Tired of vapid novels featuring uninteresting characters that cannot manage in this complex world of ours? Then try Tyler Cowan’s, Average Is Over, (Dutton, New York 2013), which has the sub-title, Powering America Beyond the Age of the Great Stagnation, to give you a jolt of reality! I read it earlier this year.
Cowan gives us a fresh, both pessimistic and optimistic, view of our future, using frequent analogies to the game of chess in this engaging book. We appear to live in a current situation of diminished job opportunities with low wages for most and extremely high wages for the few.
As Cowan states, “It’s becoming increasingly clear that mechanized intelligence can solve a rapidly expanding repertoire of problems,” but at the cost of growing unemployment. And the larger question is “can mechanized intelligence” help us solve the problem of supporting our population of 7.2 billion, possible increasing to 10 billion by 2050? We already recognize the scarcity of “quality land and natural resources, intellectual property, or good ideas about what should be produced, and quality labor with unique skills.” But are we actually “overloaded with information,” stunting our ability to deal with the future?
Cowan writes a wide-ranging challenge to our futures, pointing out that, “Risk taking in humans . . . tends to bring out sweat and emotion.” It also stimulates both fear and hope, as those involved in risk management can confirm.
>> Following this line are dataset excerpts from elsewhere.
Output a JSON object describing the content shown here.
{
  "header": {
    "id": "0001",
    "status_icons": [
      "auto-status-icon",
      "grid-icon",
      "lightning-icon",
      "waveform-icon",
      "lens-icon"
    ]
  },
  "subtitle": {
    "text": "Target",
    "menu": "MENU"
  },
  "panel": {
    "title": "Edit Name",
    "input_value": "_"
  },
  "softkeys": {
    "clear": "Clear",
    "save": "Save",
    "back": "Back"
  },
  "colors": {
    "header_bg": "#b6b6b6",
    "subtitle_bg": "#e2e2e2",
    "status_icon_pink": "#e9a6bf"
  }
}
Four of his chapters warrant serious attention.
Chapter 5, Our Freestyle Future, confirms the radical changes in the availability and quality of information. He notes the “most frequently consulted ‘doctor’ in the U.S. today is Google!” Cowan concludes that “human-computer teams are the best,” that “the person working the smart machine doesn’t have to be an expert in the task at hand,” and that “knowing one’s own limits is more important than it used to be.”
Chapter 6, Why Intuition Isn’t Helping You Get a Job, suggests we should “be skeptical of the elegant and intuitive theory,” and that “we should revel in messiness.” I particularly like that latter admonition, given the clutter in my own office. He also warns “the advances of genius machines (IBM’s Watson, for example – my comment) come in an uneven and staggered fashion.”
Chapter 9, The New Geography, confirms that “outsourcing” has always been a practice. It goes in all directions. And “immigration is vital to the future economic vitality of the United States.” After all, we are all foreigners … save for the few remaining native Americans. But can we, globally, manage increasingly free movement of our species?
Perhaps his most challenging chapter is 10, Relearning Education, in which he challenges almost all the current models. MOOCs (Massive Open On-line Courses) create an entirely “new world of competitive education, based on interaction with machine intelligence.” Cowan predicts the future of education will be underwritten by the following concepts: online education will be extremely cheap; it will be more flexible; there will be major profits from teaching innovations; and, finally, it will allow much more precise measurement of learning.”
Our “human instructors” will be “much more important for motivation, psychology, and teaching pacing” than in the past. They will become “a mix of exemplars and nags and missionaries.” With three of our children and their spouses involved in education, this chapter has special pertinence.
There is nothing, my friends, nothing quite so stimulating as a complete challenge to old convictions!
About the author: Felix Kloman is a sailor, rower, husband, father, grandfather, retired management consultant and, above all, a curious reader and writer. He’s explored how we as human beings and organizations respond to ever-present uncertainty in two books, ‘Mumpsimus Revisited’ (2005) and ‘The Fantods of Risk’ (2008). A 20-year resident of Lyme, he now writes book reviews, mostly of non-fiction that explores our minds, our behavior, our politics and our history. But he does throw in a novel here and there. For more than 50 years, he’s put together the 17 syllables that comprise haiku, the traditional Japanese poetry, and now serves as the self-appointed “poet laureate” of Ashlawn Farms Coffee, where he may be seen on Friday mornings.
His wife, Ann, is also a writer, but of mystery novels, all of which begin in a bubbling village in midcoast Maine, strangely reminiscent of the town she and her husband visit every summer.